The companies will perform clinical studies to investigate various outcome measures in multiple sclerosis (MS ) patients using the system, which holds the US Food and Drug Administration (FDA) clearance.
These studies will explore the use of the nPoint system data in offering insights into MS clinical trials.
BioStamp nPoint captures medical grade, clinical bio-metric, physiological and eCOA data and processes it into recognisable clinical metrics such as vital signs, activity/actigraphy and posture classification, sEMG, and sleep metrics.

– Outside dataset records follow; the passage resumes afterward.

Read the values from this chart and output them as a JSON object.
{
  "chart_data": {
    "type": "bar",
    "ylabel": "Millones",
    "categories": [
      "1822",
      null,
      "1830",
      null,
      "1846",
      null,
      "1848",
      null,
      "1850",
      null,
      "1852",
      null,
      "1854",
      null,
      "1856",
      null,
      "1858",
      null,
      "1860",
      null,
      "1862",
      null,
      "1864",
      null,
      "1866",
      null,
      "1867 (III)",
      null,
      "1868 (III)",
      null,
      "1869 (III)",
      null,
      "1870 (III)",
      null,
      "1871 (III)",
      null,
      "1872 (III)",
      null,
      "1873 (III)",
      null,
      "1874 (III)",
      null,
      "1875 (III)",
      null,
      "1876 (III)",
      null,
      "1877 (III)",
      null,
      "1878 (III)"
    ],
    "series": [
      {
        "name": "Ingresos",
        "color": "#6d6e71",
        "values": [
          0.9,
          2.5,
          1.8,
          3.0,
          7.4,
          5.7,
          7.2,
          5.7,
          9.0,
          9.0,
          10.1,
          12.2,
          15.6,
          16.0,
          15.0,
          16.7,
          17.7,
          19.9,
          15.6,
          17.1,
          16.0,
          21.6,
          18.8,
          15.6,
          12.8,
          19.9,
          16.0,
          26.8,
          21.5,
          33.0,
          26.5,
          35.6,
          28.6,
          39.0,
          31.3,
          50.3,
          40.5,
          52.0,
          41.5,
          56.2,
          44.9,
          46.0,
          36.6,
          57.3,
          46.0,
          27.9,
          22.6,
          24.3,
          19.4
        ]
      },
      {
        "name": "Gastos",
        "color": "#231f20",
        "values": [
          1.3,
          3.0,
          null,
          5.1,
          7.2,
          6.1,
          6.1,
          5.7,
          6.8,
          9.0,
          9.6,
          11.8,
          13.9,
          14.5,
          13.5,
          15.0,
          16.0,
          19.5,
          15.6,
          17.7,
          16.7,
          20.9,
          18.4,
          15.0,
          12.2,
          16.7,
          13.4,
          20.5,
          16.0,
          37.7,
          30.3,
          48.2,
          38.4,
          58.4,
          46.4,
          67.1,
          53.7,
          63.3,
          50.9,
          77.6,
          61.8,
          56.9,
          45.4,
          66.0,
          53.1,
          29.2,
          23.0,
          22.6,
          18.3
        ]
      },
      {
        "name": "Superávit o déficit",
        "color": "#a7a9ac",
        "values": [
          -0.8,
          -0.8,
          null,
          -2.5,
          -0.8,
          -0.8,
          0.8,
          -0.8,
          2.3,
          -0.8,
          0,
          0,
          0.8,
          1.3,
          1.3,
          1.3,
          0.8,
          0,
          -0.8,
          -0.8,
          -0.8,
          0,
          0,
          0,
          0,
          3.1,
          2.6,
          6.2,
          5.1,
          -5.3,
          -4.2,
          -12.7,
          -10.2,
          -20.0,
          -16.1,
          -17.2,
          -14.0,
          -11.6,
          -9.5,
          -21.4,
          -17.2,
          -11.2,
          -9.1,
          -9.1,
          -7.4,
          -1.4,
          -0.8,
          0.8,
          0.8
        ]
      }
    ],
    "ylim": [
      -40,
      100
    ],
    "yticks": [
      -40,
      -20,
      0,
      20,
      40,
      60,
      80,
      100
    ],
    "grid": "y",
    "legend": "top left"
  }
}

The collected data is processed and stored in a cloud that can be synched with third party EDC and CTM systems.
AbbVie Development Neurosciences vice-president Dr Michael Gold said: “We are excited to explore the BioStamp nPoint System’s ability to unobtrusively collect clinically relevant data continuously from subjects in more natural settings.
“This technology has the potential to improve the quality of data we collect and at the same time reduce the burden on study participants.”
The system is optimised for in-home as well as in-clinic use. It is designed with multi-modal, multi-location, rechargeable, reusable and wireless sensors that can be applied anywhere on the body, allowing targeted data collection.
It is accompanied by a mobile app that guides users through sensor application, prescribed activities and eCOA.
A web portal is also available for researchers to design and configure their trial, enrol participants, track trial progress and view/extract raw data and processed metrics.
Meanwhile, an investigator app enables assigning of sensors to subjects and viewing streaming data in clinical settings.